Do you set goals and what is your process for accomplishing goals?

Good question. Grad school was a big one and so was building our family through adoption. I think goals are important but we should be mindful not to make un-doable lists.  I do have goals for continuing to build my professional work around my desire to spend more time with my family, have flexibility in the summers to do what we want and to have great travel adventures (such as taking our girls back to Ethiopia when they are 10+ years old).

What has been your greatest triumph?

Hands down…….adopting my girls. They are everything to my husband and me.

How do you work on, maintain and improve important relationships in your life?

Recently, I’ve tried to see where I am putting my time. I’ve been invited to women’s groups, book clubs, etc, but I remind myself that I have so little time to cultivate my longstanding relationship. I’m not out chasing too many new friendships and opportunities but also not closed to them. But we spread ourselves out so thin. I try to ask myself, how is this serving me, does it fill me up, is it taking away from more important things like being with my kids or cultivating my marriage. I guess prioritizing.

What is your parenting philosophy?  

No one is truly an expert.  Seek support and input from wise people, but keep in mind that there is not one and only way that has to be. My kids don’t cry it out at night and end up in my bed most mornings. I lay down with everyone until they fall asleep. They eat dinner in front of the television most Fridays as a treat.  My kids participate in one (and sometimes none) extra-curricular activities at a time.  With that said, I am interested and believe in many parenting modules such as conscious discipline but I don’t go crazy on perfection, don’t judge and do the best I can. On the flipside, I can be a stickler about what the kids eat and in talking to them about gratitude.

What is one way you live creatively?

My husband is an artist so we are surrounded by art. I forget how lucky I am sometimes that my walls are covered in his amazing artwork and the work of talented friends and kiddos.

What are your creative outlets?

I’m interested in essential oils and making stuff like household cleaner, facial cleanser, etc. So I think greening my house and cleaning up our family diet with better food/recipes is fun.

What do you like to do for fun?

Travel, yoga, spend time with friends, be outside, hang with my family.

What is one thing guaranteed to bring a smile to your face?

My energetic 4-year-old. She wakes up so happy and wild in the morning! And, my snuggly 6-year old. She still loves to cuddle with Mama!

Please share a silly or funny story with us.

I had to wear a bear costume at my high school job and dance around at birthday parties. One time, I tripped over my big bear feet and the cake came out of my hands and hit the birthday parent in the face. My bear head came off and the birthday kid cried and called me a fraud.  All that for $3.15 per hour.
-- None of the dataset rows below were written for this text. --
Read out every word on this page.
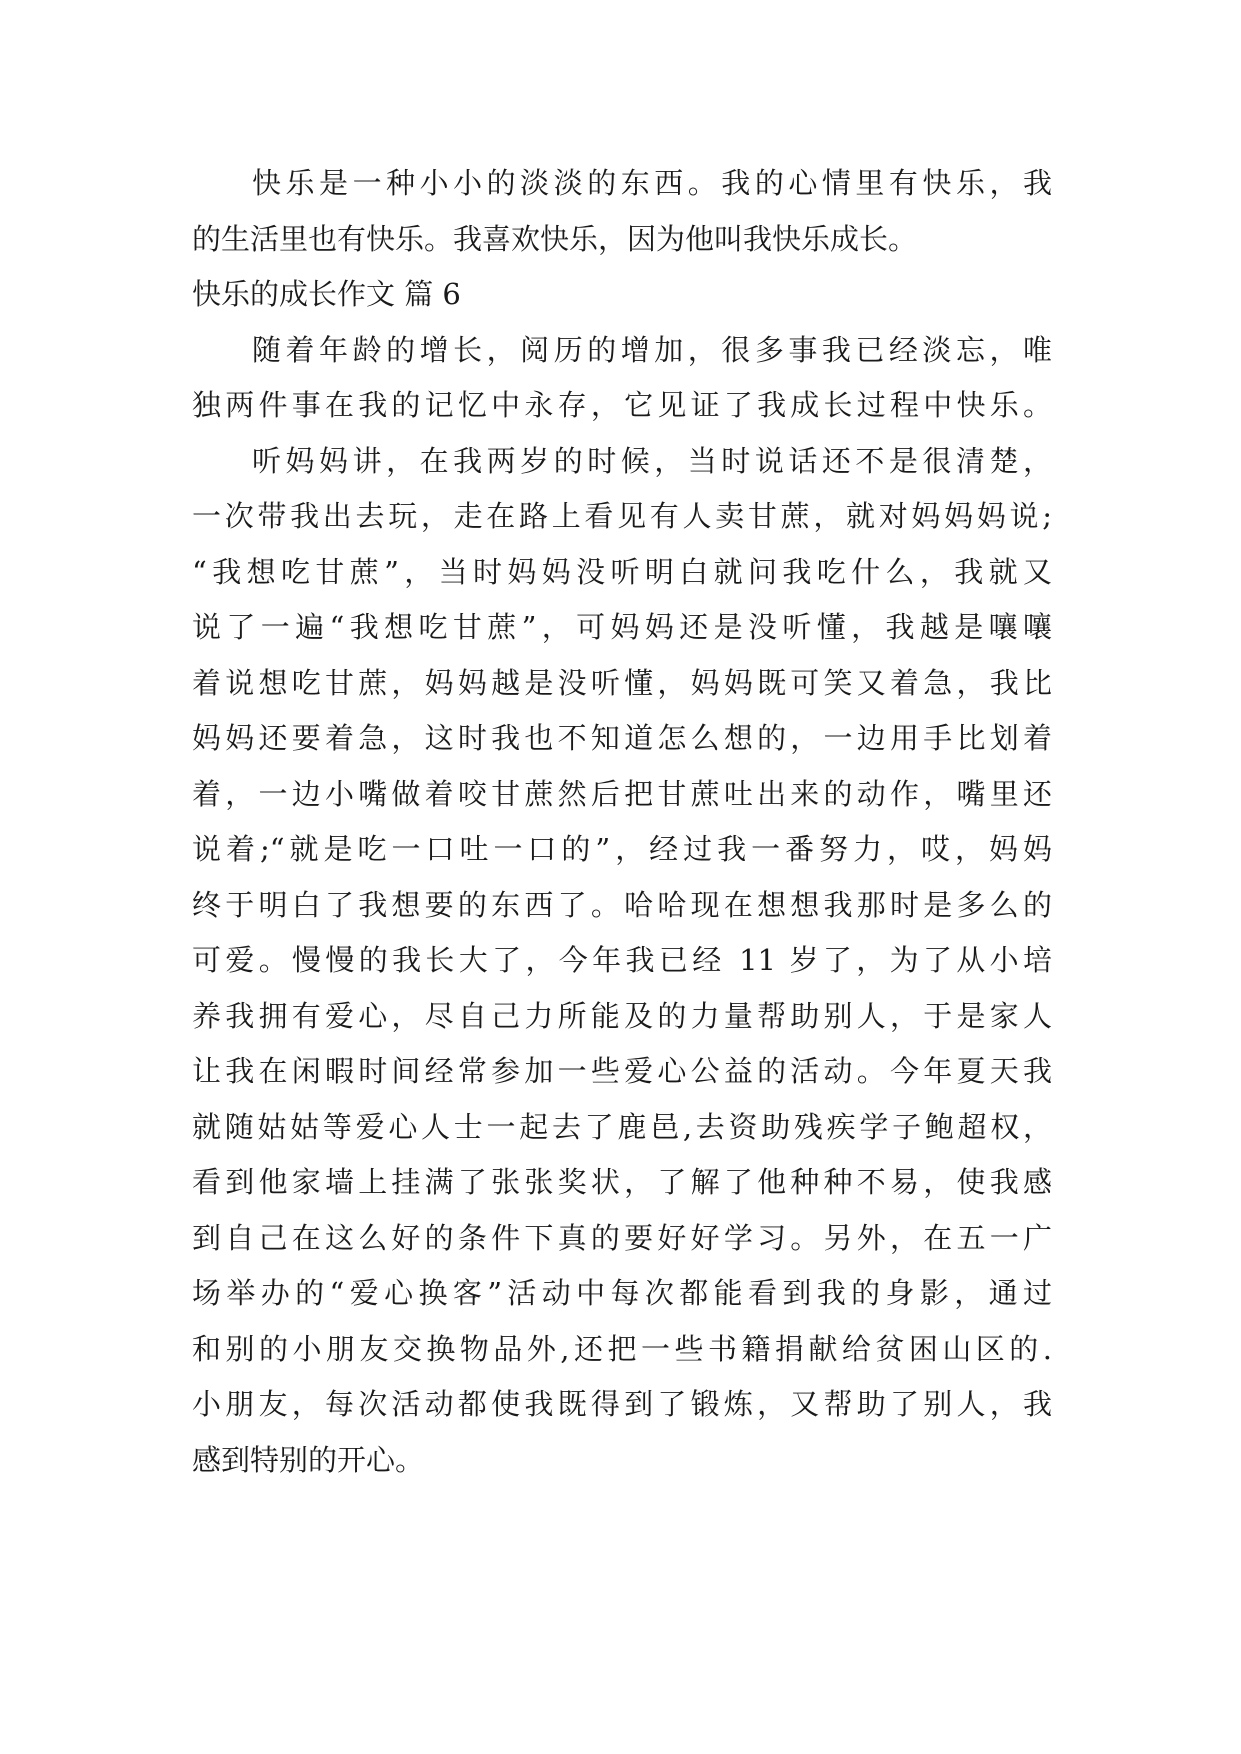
快乐是一种小小的淡淡的东西。我的心情里有快乐，我
的生活里也有快乐。我喜欢快乐，因为他叫我快乐成长。
快乐的成长作文 篇 6
随着年龄的增长，阅历的增加，很多事我已经淡忘，唯
独两件事在我的记忆中永存，它见证了我成长过程中快乐。
听妈妈讲，在我两岁的时候，当时说话还不是很清楚，
一次带我出去玩，走在路上看见有人卖甘蔗，就对妈妈妈说;
“我想吃甘蔗”，当时妈妈没听明白就问我吃什么，我就又
说了一遍“我想吃甘蔗”，可妈妈还是没听懂，我越是嚷嚷
着说想吃甘蔗，妈妈越是没听懂，妈妈既可笑又着急，我比
妈妈还要着急，这时我也不知道怎么想的，一边用手比划着
着，一边小嘴做着咬甘蔗然后把甘蔗吐出来的动作，嘴里还
说着;“就是吃一口吐一口的”，经过我一番努力，哎，妈妈
终于明白了我想要的东西了。哈哈现在想想我那时是多么的
可爱。慢慢的我长大了，今年我已经 11 岁了，为了从小培
养我拥有爱心，尽自己力所能及的力量帮助别人，于是家人
让我在闲暇时间经常参加一些爱心公益的活动。今年夏天我
就随姑姑等爱心人士一起去了鹿邑,去资助残疾学子鲍超权，
看到他家墙上挂满了张张奖状，了解了他种种不易，使我感
到自己在这么好的条件下真的要好好学习。另外，在五一广
场举办的“爱心换客”活动中每次都能看到我的身影，通过
和别的小朋友交换物品外,还把一些书籍捐献给贫困山区的.
小朋友，每次活动都使我既得到了锻炼，又帮助了别人，我
感到特别的开心。
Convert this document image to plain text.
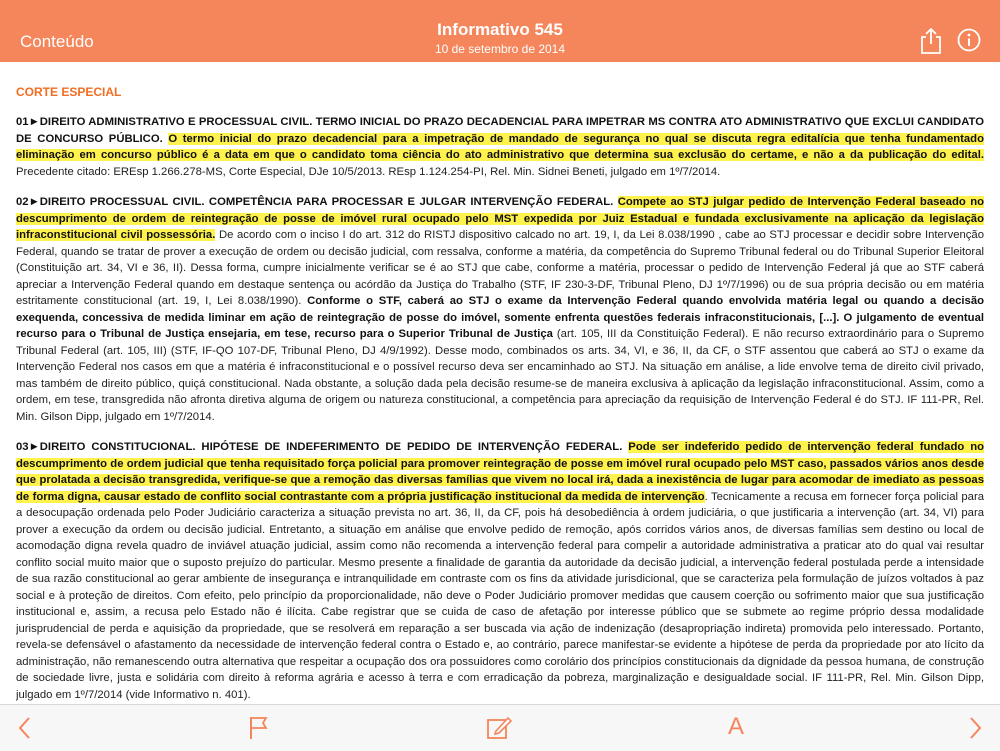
Conteúdo
Informativo 545
10 de setembro de 2014
CORTE ESPECIAL

01►DIREITO ADMINISTRATIVO E PROCESSUAL CIVIL. TERMO INICIAL DO PRAZO DECADENCIAL PARA IMPETRAR MS CONTRA ATO ADMINISTRATIVO QUE EXCLUI CANDIDATO DE CONCURSO PÚBLICO. O termo inicial do prazo decadencial para a impetração de mandado de segurança no qual se discuta regra editalícia que tenha fundamentado eliminação em concurso público é a data em que o candidato toma ciência do ato administrativo que determina sua exclusão do certame, e não a da publicação do edital. Precedente citado: EREsp 1.266.278-MS, Corte Especial, DJe 10/5/2013. REsp 1.124.254-PI, Rel. Min. Sidnei Beneti, julgado em 1º/7/2014.

02►DIREITO PROCESSUAL CIVIL. COMPETÊNCIA PARA PROCESSAR E JULGAR INTERVENÇÃO FEDERAL. Compete ao STJ julgar pedido de Intervenção Federal baseado no descumprimento de ordem de reintegração de posse de imóvel rural ocupado pelo MST expedida por Juiz Estadual e fundada exclusivamente na aplicação da legislação infraconstitucional civil possessória. De acordo com o inciso I do art. 312 do RISTJ dispositivo calcado no art. 19, I, da Lei 8.038/1990 , cabe ao STJ processar e decidir sobre Intervenção Federal, quando se tratar de prover a execução de ordem ou decisão judicial, com ressalva, conforme a matéria, da competência do Supremo Tribunal federal ou do Tribunal Superior Eleitoral (Constituição art. 34, VI e 36, II). Dessa forma, cumpre inicialmente verificar se é ao STJ que cabe, conforme a matéria, processar o pedido de Intervenção Federal já que ao STF caberá apreciar a Intervenção Federal quando em destaque sentença ou acórdão da Justiça do Trabalho (STF, IF 230-3-DF, Tribunal Pleno, DJ 1º/7/1996) ou de sua própria decisão ou em matéria estritamente constitucional (art. 19, I, Lei 8.038/1990). Conforme o STF, caberá ao STJ o exame da Intervenção Federal quando envolvida matéria legal ou quando a decisão exequenda, concessiva de medida liminar em ação de reintegração de posse do imóvel, somente enfrenta questões federais infraconstitucionais, [...]. O julgamento de eventual recurso para o Tribunal de Justiça ensejaria, em tese, recurso para o Superior Tribunal de Justiça (art. 105, III da Constituição Federal). E não recurso extraordinário para o Supremo Tribunal Federal (art. 105, III) (STF, IF-QO 107-DF, Tribunal Pleno, DJ 4/9/1992). Desse modo, combinados os arts. 34, VI, e 36, II, da CF, o STF assentou que caberá ao STJ o exame da Intervenção Federal nos casos em que a matéria é infraconstitucional e o possível recurso deva ser encaminhado ao STJ. Na situação em análise, a lide envolve tema de direito civil privado, mas também de direito público, quiçá constitucional. Nada obstante, a solução dada pela decisão resume-se de maneira exclusiva à aplicação da legislação infraconstitucional. Assim, como a ordem, em tese, transgredida não afronta diretiva alguma de origem ou natureza constitucional, a competência para apreciação da requisição de Intervenção Federal é do STJ. IF 111-PR, Rel. Min. Gilson Dipp, julgado em 1º/7/2014.

03►DIREITO CONSTITUCIONAL. HIPÓTESE DE INDEFERIMENTO DE PEDIDO DE INTERVENÇÃO FEDERAL. Pode ser indeferido pedido de intervenção federal fundado no descumprimento de ordem judicial que tenha requisitado força policial para promover reintegração de posse em imóvel rural ocupado pelo MST caso, passados vários anos desde que prolatada a decisão transgredida, verifique-se que a remoção das diversas famílias que vivem no local irá, dada a inexistência de lugar para acomodar de imediato as pessoas de forma digna, causar estado de conflito social contrastante com a própria justificação institucional da medida de intervenção. Tecnicamente a recusa em fornecer força policial para a desocupação ordenada pelo Poder Judiciário caracteriza a situação prevista no art. 36, II, da CF, pois há desobediência à ordem judiciária, o que justificaria a intervenção (art. 34, VI) para prover a execução da ordem ou decisão judicial. Entretanto, a situação em análise que envolve pedido de remoção, após corridos vários anos, de diversas famílias sem destino ou local de acomodação digna revela quadro de inviável atuação judicial, assim como não recomenda a intervenção federal para compelir a autoridade administrativa a praticar ato do qual vai resultar conflito social muito maior que o suposto prejuízo do particular. Mesmo presente a finalidade de garantia da autoridade da decisão judicial, a intervenção federal postulada perde a intensidade de sua razão constitucional ao gerar ambiente de insegurança e intranquilidade em contraste com os fins da atividade jurisdicional, que se caracteriza pela formulação de juízos voltados à paz social e à proteção de direitos. Com efeito, pelo princípio da proporcionalidade, não deve o Poder Judiciário promover medidas que causem coerção ou sofrimento maior que sua justificação institucional e, assim, a recusa pelo Estado não é ilícita. Cabe registrar que se cuida de caso de afetação por interesse público que se submete ao regime próprio dessa modalidade jurisprudencial de perda e aquisição da propriedade, que se resolverá em reparação a ser buscada via ação de indenização (desapropriação indireta) promovida pelo interessado. Portanto, revela-se defensável o afastamento da necessidade de intervenção federal contra o Estado e, ao contrário, parece manifestar-se evidente a hipótese de perda da propriedade por ato lícito da administração, não remanescendo outra alternativa que respeitar a ocupação dos ora possuidores como corolário dos princípios constitucionais da dignidade da pessoa humana, de construção de sociedade livre, justa e solidária com direito à reforma agrária e acesso à terra e com erradicação da pobreza, marginalização e desigualdade social. IF 111-PR, Rel. Min. Gilson Dipp, julgado em 1º/7/2014 (vide Informativo n. 401).

A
Please tell us about a time you felt deep pain and how you overcame that pain.

Many times throughout our adoption process when I thought we would never come out as parents. I just relied on a higher source and tried to surrender, finally accepting that the journey, process and outcome might be different than I thought.  Letting go of control was hard but I look back on that hard time as one of the best experiences of my life. I learned a lot about myself. Losing my father in 2005 and then shortly thereafter having my mother diagnosed with Lymphoma was also hard beyond words. I miss Dad everyday and am so fortunate to still have my beautiful, perky and sweet Mom with me.

 

Thank you so much Amy for agreeing to be interviewed, YOU are Everyday Extraordinary!